1750-11-24, de Voltaire [François Marie Arouet] à Marie Louise Denis.

Le soleil levant s'est allé coucher.
Ce pauvre d'Arnaud s'ennuyait ici mortellement de ne voir ni roi, ni comédienne, et de n'avoir que des baïonnettes devant le nez. Il avait épuisé son crédit à faire jouer à Charlottembourg, il y a quelque temps, sa comédie du mauvais riche, mais les pièces tirées du nouveau testament ne réussissent pas ici. Elle fut mal reçue. Il s'est regardé comme Ovide dont on aurait sifflé une élégie chez les Gêtes.
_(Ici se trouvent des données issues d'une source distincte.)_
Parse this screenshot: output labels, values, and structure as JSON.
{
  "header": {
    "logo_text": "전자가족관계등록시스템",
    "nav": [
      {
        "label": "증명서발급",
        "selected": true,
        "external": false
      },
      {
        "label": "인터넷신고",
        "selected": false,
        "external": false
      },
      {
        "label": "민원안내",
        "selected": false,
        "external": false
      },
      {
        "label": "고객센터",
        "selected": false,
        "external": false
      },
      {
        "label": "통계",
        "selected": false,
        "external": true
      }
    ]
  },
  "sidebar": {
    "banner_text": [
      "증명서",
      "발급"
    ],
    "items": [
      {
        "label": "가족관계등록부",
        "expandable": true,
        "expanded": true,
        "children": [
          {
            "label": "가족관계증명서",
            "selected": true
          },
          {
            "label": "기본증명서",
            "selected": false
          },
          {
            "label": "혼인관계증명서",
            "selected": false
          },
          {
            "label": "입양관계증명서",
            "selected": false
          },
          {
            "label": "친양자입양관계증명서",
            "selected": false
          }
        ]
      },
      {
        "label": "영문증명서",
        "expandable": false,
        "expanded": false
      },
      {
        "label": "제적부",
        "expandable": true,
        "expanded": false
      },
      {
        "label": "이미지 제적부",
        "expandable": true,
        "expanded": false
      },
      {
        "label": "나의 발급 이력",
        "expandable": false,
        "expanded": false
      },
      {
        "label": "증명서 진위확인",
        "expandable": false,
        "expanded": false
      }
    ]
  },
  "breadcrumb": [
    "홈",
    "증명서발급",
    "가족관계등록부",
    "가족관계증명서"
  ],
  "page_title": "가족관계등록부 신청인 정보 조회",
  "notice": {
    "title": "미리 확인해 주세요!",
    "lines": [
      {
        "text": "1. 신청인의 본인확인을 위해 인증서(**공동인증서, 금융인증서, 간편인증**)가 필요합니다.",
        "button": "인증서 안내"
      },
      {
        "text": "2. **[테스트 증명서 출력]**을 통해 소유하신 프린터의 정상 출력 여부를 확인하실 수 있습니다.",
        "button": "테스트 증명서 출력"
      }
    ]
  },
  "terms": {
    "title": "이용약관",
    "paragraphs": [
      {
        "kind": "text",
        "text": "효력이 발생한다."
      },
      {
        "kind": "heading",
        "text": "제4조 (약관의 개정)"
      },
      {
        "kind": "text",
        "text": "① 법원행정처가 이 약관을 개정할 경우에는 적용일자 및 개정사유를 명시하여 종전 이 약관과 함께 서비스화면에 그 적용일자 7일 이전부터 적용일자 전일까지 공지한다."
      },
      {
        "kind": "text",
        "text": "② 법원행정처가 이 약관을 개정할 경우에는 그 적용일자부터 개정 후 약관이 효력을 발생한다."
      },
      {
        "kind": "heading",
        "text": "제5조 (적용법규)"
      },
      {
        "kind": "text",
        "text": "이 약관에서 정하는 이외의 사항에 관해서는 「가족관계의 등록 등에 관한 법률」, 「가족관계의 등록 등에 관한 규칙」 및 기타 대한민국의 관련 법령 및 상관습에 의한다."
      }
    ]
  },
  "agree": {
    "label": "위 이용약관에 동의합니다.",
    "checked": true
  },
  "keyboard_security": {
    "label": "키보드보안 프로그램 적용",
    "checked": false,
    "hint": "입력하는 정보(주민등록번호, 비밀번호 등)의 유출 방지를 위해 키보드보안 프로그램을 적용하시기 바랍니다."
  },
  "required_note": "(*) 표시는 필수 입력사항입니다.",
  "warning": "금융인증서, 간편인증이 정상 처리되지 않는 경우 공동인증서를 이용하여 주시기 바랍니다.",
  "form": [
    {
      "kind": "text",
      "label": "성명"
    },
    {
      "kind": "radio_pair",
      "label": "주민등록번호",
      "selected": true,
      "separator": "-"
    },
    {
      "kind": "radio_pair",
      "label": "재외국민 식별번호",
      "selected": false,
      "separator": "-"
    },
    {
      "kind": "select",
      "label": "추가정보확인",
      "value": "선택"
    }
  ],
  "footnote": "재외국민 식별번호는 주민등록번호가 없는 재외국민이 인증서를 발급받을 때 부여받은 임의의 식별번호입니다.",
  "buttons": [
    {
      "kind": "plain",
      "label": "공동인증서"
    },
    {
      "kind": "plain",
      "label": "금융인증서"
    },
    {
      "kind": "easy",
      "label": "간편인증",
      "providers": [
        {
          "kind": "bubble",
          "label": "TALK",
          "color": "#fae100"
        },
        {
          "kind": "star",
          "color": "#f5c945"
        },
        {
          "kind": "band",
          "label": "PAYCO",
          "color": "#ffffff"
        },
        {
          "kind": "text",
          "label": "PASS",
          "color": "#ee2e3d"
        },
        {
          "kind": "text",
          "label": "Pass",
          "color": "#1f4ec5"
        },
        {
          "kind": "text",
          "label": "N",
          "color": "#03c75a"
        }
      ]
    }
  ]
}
Tout cela, joint à un peu de chagrin de voir moi, soleil couchant, passablement bien traité, l'a porté à demander son congé fort tristement. Le roi lui a ordonné très durement de partir dans vingt-quatre heures; et comme les rois sont accablés d'affaires, il a oublié de lui payer son voyage. Mon enfant, mon triomphe m'attriste. Cela fait faire de profondes réflexions sur les dangers de la grandeur. Ce d'Arnaud avait une des plus belles places du royaume. Il était garçon poète du roi, et sa majesté prussienne avait fait pour lui des versiculets très galants. Nous n'avons point depuis Belisaire de plus terrible chute. Comme le monarque bel esprit traite un de ses deux soleils! Je lui avais écrit sur la route quand j'allais à sa cour,

Quel diable de Marc Antonin!
Et quelle malice est la vôtre!
Vous égratignez d'une main,
Lorsque vous caressez de l'autre.

On me fait plus que jamais patte de velours, mais…. Adieu, adieu, je brûle de venir vous embrasser.